Ob neben der fehlenden Unterscheidungskraft auch ein Schutzhindernis nach § 8 Abs. 2 Nr. 2 MarkenG besteht, kann im Ergebnis als nicht entscheidungserheblich dahingestellt bleiben.


3.
Nachdem die Beschwerdeführerin den Antrag auf Durchführung der mündlichen Verhandlung zurückgenommen hatte und eine mündliche Verhandlung auch aus Sicht des Senats nicht erforderlich erschien, konnte im schriftlichen Verfahren entschieden werden, § 69 Nr. 1 und 3 MarkenG.


III.

Rechtsmittelbelehrung

Gegen diesen Beschluss können die am Beschwerdeverfahren Beteiligten das Rechtsmittel der Rechtsbeschwerde einlegen. Da der Senat die Rechtsbeschwerde nicht zugelassen hat, ist sie nur statthaft, wenn gerügt wird, dass

1. das beschließende Gericht nicht vorschriftsmäßig besetzt war,
2. bei dem Beschluss ein Richter mitgewirkt hat, der von der Ausübung des Richteramtes kraft Gesetzes ausgeschlossen oder wegen Besorgnis der Befangenheit mit Erfolg abgelehnt war,
3. einem Beteiligten das rechtliche Gehör versagt war,
4. ein Beteiligter im Verfahren nicht nach Vorschrift des Gesetzes vertreten war, sofern er nicht der Führung des Verfahrens ausdrücklich oder stillschweigend zugestimmt hat,
5. der Beschluss aufgrund einer mündlichen Verhandlung ergangen ist, bei der die Vorschriften über die Öffentlichkeit des Verfahrens verletzt worden sind, oder
6. der Beschluss nicht mit Gründen versehen ist.
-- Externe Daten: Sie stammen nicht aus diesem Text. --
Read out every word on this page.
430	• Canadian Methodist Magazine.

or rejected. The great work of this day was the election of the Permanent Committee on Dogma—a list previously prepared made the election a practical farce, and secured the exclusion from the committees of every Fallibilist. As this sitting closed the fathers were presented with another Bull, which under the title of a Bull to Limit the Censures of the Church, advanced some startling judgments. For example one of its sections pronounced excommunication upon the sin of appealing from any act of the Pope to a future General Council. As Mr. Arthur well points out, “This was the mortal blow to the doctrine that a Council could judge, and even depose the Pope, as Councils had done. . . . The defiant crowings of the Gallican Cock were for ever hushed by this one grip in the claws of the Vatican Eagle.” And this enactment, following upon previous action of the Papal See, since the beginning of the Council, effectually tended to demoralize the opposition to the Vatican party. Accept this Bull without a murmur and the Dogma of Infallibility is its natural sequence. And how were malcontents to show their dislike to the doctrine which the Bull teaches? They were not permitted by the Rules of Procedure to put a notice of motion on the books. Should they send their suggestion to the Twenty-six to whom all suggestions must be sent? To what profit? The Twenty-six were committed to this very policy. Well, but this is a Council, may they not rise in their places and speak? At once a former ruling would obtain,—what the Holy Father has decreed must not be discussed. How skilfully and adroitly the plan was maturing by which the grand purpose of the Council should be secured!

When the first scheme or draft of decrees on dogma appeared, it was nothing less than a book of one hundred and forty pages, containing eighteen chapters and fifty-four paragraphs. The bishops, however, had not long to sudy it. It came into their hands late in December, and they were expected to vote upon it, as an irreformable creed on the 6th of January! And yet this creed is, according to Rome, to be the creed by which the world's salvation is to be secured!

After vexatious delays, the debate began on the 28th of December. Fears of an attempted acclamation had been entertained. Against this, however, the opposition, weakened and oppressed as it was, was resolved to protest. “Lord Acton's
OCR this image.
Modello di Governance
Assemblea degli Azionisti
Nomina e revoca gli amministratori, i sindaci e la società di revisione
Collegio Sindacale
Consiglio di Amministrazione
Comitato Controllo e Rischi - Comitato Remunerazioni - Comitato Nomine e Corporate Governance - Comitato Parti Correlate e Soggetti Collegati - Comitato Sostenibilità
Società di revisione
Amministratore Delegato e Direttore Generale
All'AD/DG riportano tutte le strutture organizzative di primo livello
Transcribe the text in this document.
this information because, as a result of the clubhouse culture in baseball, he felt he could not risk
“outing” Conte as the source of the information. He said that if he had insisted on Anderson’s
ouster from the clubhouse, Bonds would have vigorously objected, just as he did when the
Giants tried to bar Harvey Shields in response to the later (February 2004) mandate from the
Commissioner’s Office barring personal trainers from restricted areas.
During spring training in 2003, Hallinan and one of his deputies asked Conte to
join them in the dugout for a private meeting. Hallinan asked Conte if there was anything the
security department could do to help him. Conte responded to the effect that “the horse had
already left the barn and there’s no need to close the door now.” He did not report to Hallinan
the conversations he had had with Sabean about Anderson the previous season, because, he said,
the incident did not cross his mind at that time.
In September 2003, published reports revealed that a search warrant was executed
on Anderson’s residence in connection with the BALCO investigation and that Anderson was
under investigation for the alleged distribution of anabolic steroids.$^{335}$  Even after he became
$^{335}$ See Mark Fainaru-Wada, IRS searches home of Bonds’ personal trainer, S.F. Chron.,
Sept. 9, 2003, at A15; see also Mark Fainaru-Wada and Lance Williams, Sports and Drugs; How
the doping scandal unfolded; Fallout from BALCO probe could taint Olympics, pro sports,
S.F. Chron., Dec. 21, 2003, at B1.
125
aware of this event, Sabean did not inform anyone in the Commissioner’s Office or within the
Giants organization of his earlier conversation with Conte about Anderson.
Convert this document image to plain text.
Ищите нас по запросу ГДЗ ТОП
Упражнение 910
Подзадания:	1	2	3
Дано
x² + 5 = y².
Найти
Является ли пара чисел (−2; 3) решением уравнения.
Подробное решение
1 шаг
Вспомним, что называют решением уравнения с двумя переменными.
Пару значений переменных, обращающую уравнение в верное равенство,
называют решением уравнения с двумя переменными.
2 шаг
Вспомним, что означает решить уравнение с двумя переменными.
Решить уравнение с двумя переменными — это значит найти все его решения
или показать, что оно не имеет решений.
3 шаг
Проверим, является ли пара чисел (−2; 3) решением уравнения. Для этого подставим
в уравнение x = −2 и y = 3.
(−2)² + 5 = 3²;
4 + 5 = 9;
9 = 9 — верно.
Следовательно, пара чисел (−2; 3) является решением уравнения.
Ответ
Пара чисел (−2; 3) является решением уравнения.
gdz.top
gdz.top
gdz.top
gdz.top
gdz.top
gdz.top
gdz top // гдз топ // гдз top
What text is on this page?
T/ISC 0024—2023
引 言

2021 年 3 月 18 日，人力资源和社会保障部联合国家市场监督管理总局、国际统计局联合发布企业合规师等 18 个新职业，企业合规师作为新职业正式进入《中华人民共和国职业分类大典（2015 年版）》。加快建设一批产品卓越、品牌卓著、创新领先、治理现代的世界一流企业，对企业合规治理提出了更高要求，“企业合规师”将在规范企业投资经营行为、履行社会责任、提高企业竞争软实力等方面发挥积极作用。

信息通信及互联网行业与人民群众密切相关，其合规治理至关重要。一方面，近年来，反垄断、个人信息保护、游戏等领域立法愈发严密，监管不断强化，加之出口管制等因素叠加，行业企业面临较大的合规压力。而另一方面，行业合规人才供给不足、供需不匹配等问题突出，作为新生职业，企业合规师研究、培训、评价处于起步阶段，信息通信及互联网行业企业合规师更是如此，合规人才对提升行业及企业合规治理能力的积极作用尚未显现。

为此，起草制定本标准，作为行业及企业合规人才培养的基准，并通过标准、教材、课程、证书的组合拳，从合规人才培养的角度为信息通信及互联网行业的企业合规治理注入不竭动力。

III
Die Rechtsbeschwerde ist innerhalb eines Monats nach Zustellung des Beschlusses beim Bundesgerichtshof, Herrenstr. 45 a, 76133 Karlsruhe, durch einen beim Bundesgerichtshof zugelassenen Rechtsanwalt als Bevollmächtigten schriftlich oder in elektronischer Form einzulegen.